The steps below will assist you in implementing a paced bottle feeding system:
- Wait for your infant to give you signs that they are hungry. Allow your infant to inform you when they’re hungry rather than relying on the clock. Children can demonstrate this by placing their hands in their mouths, suckling, whimpering, or rooting.
- Use a bottle with a nipple that allows for slow flow. Remember, you’re attempting to slow down, not speed up, the feeding process. Getting started with a slow nipple is crucial.
- Maintain your baby’s upright position. Forget everything you’ve learned about feeding your baby by lying them across your arms. Instead, feed your infant in a semi-upright position by supporting his or her head and neck. The bottle should be parallel to the ground.
- Allow your infant to suck on the nipple without milk first. Because milk does not come straight away from the breast, this step is especially crucial for breastfeeding infants. Suckling for a minute or so to bring the milk forward is what breastfed infants are used to, and this simulates that.
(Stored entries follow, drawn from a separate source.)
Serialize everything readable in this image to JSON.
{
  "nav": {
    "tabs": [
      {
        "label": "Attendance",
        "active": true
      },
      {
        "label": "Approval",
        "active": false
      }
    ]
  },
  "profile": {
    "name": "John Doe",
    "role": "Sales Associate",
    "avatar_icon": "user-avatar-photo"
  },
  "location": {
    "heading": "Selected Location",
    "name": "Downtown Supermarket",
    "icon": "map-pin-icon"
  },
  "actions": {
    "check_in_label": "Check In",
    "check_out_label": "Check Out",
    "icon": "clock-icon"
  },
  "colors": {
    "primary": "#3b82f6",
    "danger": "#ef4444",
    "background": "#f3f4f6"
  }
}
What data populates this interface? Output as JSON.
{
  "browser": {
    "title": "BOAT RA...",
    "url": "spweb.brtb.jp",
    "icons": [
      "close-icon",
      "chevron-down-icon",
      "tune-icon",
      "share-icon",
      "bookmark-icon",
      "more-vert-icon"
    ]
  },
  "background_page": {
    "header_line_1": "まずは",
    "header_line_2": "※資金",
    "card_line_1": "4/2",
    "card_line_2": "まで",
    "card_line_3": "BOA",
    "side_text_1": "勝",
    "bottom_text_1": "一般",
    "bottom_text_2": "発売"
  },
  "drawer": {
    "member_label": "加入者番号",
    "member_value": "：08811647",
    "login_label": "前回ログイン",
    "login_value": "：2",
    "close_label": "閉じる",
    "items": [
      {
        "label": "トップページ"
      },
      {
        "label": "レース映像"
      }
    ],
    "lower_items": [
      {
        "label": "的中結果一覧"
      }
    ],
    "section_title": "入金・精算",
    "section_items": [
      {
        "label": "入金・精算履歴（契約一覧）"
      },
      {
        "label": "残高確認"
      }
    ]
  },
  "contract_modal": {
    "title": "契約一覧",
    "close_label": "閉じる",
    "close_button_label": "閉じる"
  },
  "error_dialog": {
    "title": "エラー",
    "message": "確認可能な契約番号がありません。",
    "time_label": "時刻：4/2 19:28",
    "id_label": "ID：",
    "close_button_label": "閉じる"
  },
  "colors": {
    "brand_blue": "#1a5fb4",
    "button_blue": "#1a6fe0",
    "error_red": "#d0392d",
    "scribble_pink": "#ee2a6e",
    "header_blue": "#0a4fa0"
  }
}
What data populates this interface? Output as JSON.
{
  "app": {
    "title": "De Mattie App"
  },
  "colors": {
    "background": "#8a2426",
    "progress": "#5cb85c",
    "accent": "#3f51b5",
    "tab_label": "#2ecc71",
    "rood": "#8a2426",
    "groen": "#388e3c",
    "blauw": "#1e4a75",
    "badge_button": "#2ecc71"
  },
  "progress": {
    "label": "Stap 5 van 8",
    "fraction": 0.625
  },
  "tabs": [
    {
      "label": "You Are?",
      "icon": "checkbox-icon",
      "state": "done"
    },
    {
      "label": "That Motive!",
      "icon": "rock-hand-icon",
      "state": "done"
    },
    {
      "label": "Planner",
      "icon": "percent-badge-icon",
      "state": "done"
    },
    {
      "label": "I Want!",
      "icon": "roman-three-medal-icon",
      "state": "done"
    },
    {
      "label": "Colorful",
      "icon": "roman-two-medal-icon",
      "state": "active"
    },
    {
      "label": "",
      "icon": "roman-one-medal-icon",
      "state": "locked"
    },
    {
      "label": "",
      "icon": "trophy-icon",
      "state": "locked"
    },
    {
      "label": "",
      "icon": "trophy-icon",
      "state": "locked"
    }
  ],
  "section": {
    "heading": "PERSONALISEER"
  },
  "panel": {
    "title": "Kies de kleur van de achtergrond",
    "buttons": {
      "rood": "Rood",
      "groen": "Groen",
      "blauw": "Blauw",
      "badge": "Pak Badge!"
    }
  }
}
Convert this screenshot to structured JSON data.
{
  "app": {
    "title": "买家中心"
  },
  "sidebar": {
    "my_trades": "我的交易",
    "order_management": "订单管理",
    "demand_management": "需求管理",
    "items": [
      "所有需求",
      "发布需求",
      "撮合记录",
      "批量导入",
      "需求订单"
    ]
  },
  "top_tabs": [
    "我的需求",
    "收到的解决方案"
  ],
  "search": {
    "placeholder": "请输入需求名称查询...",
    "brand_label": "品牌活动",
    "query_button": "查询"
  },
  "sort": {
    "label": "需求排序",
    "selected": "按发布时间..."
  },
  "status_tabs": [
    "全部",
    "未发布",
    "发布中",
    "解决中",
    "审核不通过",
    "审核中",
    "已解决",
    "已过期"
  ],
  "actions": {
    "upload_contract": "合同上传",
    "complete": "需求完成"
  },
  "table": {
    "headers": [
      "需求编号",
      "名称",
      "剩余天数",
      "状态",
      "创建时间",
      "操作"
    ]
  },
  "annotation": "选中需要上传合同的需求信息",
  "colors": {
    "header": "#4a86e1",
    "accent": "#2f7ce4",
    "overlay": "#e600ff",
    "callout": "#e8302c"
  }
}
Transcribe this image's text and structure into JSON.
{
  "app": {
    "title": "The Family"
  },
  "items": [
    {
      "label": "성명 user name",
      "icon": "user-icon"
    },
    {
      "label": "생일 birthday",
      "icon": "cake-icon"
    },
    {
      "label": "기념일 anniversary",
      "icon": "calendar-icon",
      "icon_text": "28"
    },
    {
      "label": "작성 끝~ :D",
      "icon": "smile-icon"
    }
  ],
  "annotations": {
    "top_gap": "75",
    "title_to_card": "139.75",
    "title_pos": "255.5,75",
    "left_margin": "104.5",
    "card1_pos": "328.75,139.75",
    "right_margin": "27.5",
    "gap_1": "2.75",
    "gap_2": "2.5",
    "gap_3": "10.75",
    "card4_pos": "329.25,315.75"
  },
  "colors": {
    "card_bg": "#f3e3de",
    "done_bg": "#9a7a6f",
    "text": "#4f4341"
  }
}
- Allow for a constant feeding time of 20 to 30 seconds. Your baby should be able to obtain 3 to 5 nice swallows in this length of time.
- Give your infant a break. Tip the bottle back and allow your infant to breathe after 20 to 30 minutes; the nipple should be left in the mouth but not in a way that milk will come out. Tip the bottle forward when the baby begins to suckle on the nipple again so that they can drink for another 20 to 30 seconds.
- Repeat steps 5 and 6. You’ll keep feeding your baby this way until they exhibit features of being full, like pushing the bottle away, turning their head away from the bottle, and stopping sucking. Using this technique, it will take 10 to 20 minutes to feed the baby. If your baby has finished a bottle but is still hungry, give them additional milk.
What Are Some Other Advantages of Using the Paced Bottle Feeding Technique?
- Stomach distress, gas, and spit-up are reduced.
- Underfeeding is avoided.
- Assists the baby in transitioning from the breast to the bottle.
- It helps to keep the breastfeeding bond going.
- It can help to lower obesity rates in the long run.
Using bottle-feeding can cause your baby to choke if the milk or formula flows out too first. To slow down your baby’s drinking bottle, ensure that your baby is in a semi-upright position and that the drinking bottle is horizontal to the ground.
The paced bottle feeding technique can also help slow down your baby’s drinking bottle.